Quaid conseguiu olhar para sua perna e, horripilado, viu que a criatura havia devorado quase que toda a carne da coxa para baixo. Mas percebia que, de alguma forma, a carne estava se regenerando, e rapidamente. Olhou então para a criatura, que lhe disse:

- Não pense que será tão fácil assim, Dr. Lazarus. Enquanto sentia fome na viagem até aqui, tive muito tempo para pensar sobre tudo isso. Você provavelmente é o último ser humano vivo, e se eu te comer de uma vez, te matando no processo, vou ficar sem alimento.
- ... o que você está fazendo!!! - disse Quaid com os dentes cerrados, devido à dor da regeneração e ao pânico diante de sua situação.

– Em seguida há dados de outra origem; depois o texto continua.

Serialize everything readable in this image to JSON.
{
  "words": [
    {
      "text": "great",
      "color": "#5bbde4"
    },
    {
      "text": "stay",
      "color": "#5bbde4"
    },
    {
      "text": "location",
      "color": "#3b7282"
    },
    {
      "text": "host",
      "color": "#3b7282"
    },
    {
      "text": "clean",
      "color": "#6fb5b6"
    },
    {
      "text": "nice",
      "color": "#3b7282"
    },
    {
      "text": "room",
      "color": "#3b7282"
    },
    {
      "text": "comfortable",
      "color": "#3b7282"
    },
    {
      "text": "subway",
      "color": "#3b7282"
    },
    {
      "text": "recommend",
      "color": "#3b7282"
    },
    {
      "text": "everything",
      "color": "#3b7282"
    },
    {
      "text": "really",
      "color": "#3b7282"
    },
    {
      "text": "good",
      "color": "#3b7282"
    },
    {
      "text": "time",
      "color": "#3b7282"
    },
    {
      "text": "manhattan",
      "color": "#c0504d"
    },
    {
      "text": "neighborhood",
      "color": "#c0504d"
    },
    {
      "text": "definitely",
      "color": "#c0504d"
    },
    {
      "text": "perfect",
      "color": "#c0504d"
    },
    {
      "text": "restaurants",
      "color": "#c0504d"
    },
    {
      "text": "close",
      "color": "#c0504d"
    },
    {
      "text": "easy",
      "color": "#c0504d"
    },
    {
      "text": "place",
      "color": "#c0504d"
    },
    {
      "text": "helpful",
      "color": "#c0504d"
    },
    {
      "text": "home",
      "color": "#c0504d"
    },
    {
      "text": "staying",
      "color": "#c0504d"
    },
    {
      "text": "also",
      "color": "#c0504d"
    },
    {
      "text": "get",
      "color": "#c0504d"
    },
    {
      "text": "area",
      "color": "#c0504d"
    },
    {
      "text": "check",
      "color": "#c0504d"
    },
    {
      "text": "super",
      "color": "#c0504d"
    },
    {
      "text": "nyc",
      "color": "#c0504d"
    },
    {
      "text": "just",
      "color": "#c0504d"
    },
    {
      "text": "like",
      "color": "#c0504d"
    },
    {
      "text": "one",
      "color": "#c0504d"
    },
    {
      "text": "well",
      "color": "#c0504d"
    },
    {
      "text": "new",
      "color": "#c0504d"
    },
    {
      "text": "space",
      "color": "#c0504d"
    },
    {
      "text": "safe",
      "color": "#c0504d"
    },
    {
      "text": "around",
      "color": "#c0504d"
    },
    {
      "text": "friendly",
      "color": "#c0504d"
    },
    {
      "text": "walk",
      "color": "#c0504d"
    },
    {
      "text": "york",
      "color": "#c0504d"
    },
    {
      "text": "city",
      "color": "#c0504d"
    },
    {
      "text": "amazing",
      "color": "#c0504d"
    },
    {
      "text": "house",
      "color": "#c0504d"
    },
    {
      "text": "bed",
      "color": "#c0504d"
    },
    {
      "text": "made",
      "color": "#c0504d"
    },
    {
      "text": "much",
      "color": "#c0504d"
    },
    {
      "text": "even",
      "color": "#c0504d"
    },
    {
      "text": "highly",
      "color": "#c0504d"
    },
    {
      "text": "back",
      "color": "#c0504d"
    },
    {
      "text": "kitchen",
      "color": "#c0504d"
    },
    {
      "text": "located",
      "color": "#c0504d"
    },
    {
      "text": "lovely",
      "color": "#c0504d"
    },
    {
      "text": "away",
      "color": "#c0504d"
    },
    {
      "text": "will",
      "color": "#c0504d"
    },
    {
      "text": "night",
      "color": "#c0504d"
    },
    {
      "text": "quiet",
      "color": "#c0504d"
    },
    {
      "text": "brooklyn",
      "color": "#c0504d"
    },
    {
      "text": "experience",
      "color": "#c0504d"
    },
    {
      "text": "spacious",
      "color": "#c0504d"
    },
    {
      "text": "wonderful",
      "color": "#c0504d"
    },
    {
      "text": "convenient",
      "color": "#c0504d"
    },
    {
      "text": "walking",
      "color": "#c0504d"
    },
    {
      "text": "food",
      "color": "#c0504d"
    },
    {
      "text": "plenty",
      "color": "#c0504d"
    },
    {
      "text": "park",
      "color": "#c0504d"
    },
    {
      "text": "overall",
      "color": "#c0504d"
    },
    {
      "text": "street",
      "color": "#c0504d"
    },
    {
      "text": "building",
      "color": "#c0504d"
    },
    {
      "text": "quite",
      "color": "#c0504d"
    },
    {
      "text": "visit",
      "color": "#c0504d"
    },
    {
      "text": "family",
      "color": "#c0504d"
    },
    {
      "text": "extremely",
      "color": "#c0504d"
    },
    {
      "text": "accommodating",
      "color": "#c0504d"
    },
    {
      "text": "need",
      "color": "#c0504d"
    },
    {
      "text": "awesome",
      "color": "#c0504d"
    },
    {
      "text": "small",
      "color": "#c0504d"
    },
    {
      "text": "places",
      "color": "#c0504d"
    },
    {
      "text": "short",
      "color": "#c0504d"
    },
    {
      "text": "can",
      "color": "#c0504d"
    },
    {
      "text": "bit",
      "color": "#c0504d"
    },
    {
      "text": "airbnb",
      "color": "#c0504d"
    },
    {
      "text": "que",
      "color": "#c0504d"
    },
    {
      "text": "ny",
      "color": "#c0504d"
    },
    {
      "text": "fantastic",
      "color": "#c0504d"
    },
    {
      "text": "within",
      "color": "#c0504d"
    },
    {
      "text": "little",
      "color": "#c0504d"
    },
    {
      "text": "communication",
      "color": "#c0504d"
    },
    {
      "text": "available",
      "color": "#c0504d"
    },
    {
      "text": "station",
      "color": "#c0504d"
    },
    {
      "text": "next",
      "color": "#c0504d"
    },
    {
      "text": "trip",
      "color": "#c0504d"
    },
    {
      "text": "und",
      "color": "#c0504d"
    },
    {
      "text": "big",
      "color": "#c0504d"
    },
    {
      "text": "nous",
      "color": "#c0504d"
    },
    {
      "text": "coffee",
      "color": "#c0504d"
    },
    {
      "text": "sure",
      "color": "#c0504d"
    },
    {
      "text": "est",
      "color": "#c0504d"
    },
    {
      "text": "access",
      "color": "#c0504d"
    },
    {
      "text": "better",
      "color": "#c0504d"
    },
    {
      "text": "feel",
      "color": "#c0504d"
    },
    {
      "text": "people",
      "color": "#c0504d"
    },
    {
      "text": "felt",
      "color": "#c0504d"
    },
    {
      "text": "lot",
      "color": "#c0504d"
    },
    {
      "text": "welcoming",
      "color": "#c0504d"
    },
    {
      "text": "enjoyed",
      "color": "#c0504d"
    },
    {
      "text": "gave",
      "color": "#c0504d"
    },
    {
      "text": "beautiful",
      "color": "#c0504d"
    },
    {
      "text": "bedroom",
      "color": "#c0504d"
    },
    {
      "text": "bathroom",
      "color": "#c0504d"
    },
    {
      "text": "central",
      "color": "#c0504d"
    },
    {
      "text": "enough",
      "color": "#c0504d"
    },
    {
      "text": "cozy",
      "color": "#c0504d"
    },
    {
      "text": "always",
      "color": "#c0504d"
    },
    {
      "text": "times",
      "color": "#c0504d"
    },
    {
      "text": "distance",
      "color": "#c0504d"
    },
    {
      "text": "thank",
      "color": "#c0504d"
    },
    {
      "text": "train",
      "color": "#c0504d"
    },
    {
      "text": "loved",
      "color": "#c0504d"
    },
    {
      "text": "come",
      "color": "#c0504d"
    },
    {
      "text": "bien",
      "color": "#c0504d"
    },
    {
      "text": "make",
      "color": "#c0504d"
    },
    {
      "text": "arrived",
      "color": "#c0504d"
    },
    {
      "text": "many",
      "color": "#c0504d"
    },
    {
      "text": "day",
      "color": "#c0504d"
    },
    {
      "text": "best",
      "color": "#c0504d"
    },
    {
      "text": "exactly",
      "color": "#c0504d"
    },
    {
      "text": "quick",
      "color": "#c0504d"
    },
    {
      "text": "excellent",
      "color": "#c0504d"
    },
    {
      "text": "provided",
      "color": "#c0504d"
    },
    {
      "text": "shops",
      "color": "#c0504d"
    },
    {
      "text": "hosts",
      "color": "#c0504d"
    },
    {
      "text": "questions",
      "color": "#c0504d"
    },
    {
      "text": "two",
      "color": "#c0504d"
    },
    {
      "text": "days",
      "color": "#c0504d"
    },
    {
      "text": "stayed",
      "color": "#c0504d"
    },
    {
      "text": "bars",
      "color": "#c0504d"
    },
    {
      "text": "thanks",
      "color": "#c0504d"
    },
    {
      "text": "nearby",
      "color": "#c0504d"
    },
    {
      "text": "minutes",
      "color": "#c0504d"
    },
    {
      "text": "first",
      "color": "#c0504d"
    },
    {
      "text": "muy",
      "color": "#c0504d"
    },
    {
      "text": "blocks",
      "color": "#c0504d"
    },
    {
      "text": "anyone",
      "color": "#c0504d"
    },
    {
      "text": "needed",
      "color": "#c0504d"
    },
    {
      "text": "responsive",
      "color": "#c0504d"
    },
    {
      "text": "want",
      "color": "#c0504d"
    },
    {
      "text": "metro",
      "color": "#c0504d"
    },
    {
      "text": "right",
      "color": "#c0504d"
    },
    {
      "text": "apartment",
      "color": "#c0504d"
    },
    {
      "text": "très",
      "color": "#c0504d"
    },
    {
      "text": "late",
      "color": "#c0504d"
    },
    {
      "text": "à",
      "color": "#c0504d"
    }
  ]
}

- Estou te alimentando com a comida que não posso comer por meio desta sonda venosa, que me manteve vivo até aqui ao me proporcionando uma quantidade mínima de nutrientes para sobreviver... mas ela vai lhe nutrir muito melhor do que a mim, posso lhe garantir isso. Também estou regenerando sua carne, tendão e nervos com uma droga bastante complexa que encontrei em minhas andanças pelo planeta Terra. Este catalizador metabólico é uma tecnologia médica de reconstituição de tecido que estava guardada a 7 chaves nos laboratórios de uma grande indústria farmacêutica a pelo menos 150 anos. Como pode ver, era boa demais para ser posta no mercado, mas eu quero te dar o melhor! Você estará novo em folha em menos de 5 horas, quando então poderei te comer mais um pouco!
- Não não não não não não... - dizia Quaid, já perdendo sua sanidade.
- E depois de comê-lo de novo, vou te alimentar e curar novamente, para comê-lo de novo, e de novo, e de novo... até aonde eu precisar ou você aguentar. E acredite: vou dar o meu melhor para que você aguente por muito tempo...

Quaid havia entrado em choque uma vez mais. A criatura não se importava, desde que ele continuasse vivo. Lazarus Quaid nem mesmo gritou de dor quando a criatura, ainda faminta, não conteve sua fome furiosa, e visivelmente descontrolada, começou a devora sua outra coxa, que se regenerava a cada mordida dada. Seu corpo permanecia vivo, ao menos por enquanto. Mas sua mente, cuja imagem daquele maldito controle remoto foi a última coisa que processou, morrera bem ali, na enfermaria da Orion Hawk 7.